Comment 4 for bug 1506543

Revision history for this message
William Grant (wgrant) wrote :

The only scenario we've thoroughly tested is 3.13 on 3.19 on mcdivitts (Moonshot X-Genes). We haven't tested 3.19 in the guest enough to rule it out, and we need at least 3.19 on the host for guest UEFI support.

There's normally nothing in dmesg during the hang, though I did once see "Oct 15 09:59:07 dogfood-bos01-arm64-003 kernel: [ 3840.420637] INFO: task tcpdump:2023 blocked for more than 120 seconds." Once.

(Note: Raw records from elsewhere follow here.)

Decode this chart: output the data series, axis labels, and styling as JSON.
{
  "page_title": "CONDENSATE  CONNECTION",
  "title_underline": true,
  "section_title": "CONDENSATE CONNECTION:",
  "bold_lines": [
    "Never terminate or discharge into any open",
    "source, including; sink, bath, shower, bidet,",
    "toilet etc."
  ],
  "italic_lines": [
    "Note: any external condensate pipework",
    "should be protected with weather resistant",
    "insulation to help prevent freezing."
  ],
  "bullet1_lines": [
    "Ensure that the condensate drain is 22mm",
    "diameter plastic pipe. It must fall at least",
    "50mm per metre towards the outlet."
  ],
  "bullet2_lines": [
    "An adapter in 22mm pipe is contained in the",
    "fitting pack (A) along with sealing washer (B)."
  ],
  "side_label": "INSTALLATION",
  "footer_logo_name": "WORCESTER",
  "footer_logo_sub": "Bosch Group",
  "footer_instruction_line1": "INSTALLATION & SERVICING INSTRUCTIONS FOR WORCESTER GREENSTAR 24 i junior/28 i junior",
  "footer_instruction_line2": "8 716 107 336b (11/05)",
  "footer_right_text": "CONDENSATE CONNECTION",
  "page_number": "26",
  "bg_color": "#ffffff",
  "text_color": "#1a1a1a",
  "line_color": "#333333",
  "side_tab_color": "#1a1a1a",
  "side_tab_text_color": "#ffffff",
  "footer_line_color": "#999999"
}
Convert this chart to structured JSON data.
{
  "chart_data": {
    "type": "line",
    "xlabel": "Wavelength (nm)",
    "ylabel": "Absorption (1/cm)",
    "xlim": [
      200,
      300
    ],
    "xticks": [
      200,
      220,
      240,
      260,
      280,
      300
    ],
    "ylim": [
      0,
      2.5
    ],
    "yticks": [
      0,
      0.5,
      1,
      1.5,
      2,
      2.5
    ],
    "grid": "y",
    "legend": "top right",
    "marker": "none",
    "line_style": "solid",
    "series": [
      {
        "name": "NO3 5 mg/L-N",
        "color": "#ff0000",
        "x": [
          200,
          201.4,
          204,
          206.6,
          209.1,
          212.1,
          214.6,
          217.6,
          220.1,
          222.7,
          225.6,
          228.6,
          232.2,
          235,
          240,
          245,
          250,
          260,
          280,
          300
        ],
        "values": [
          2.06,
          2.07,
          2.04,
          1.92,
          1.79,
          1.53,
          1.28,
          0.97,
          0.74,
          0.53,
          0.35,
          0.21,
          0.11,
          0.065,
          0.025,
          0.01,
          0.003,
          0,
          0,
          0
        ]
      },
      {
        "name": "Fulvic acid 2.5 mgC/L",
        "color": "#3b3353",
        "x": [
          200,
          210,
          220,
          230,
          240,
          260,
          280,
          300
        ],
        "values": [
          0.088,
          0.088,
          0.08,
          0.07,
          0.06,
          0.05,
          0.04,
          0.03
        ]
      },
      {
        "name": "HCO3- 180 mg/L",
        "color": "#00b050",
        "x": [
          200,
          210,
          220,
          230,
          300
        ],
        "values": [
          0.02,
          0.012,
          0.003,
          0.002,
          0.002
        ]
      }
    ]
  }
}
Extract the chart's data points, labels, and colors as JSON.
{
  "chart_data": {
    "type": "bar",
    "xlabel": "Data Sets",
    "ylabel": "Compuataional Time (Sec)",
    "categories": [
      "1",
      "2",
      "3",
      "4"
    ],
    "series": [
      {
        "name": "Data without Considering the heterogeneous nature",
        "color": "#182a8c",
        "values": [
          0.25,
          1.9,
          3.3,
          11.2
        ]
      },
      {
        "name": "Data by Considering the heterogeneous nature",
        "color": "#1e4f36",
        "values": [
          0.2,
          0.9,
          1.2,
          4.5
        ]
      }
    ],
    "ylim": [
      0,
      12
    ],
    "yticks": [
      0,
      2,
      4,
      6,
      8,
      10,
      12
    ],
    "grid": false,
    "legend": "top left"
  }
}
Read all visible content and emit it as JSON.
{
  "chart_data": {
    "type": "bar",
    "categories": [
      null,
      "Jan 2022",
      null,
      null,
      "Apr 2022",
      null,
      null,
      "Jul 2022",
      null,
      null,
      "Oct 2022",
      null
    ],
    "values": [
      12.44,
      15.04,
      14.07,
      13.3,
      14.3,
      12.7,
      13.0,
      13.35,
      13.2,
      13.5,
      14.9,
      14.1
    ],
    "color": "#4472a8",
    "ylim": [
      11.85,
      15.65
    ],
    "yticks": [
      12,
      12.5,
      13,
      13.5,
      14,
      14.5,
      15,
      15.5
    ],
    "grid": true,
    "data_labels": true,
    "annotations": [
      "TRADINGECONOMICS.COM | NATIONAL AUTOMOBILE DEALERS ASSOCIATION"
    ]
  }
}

I've never seen an instance totally hang, but our buildds more often than not get stuck in ntpdate:

socket(PF_INET, SOCK_DGRAM, IPPROTO_UDP) = 3
setsockopt(3, SOL_SOCKET, SO_REUSEADDR, [1], 4) = 0
fcntl(3, F_SETFL, O_RDONLY|O_NONBLOCK) = 0
socket(PF_INET6, SOCK_DGRAM, IPPROTO_UDP) = 4
setsockopt(4, SOL_SOCKET, SO_REUSEADDR, [1], 4) = 0
setsockopt(4, SOL_IPV6, IPV6_V6ONLY, [1], 4) = 0
fcntl(4, F_SETFL, O_RDONLY|O_NONBLOCK) = 0
rt_sigaction(SIGALRM, {0x557a3ad8d8, [], 0}, {SIG_DFL, [], 0}, 8) = 0
setitimer(ITIMER_REAL, {it_interval={0, 200000}, it_value={0, 100000}}, NULL) = 0
setpriority(PRIO_PROCESS, 0, 4294967284) = -1 EACCES (Permission denied)
ppoll([{fd=3, events=POLLIN}, {fd=4, events=POLLIN}], 2, {60, 0}, NULL, 0

The ppoll never returns despite having a 60s timeout set, and the 100ms timer never fires either. Other ntpdates also hang there, but general shell operations continue to work fine.

A non-buildd instance left for 24 hours had apache2 and various other daemons all stuck in epoll and similar.

I'll try to gather more logs and devise an easier reproducer than "run a buildd".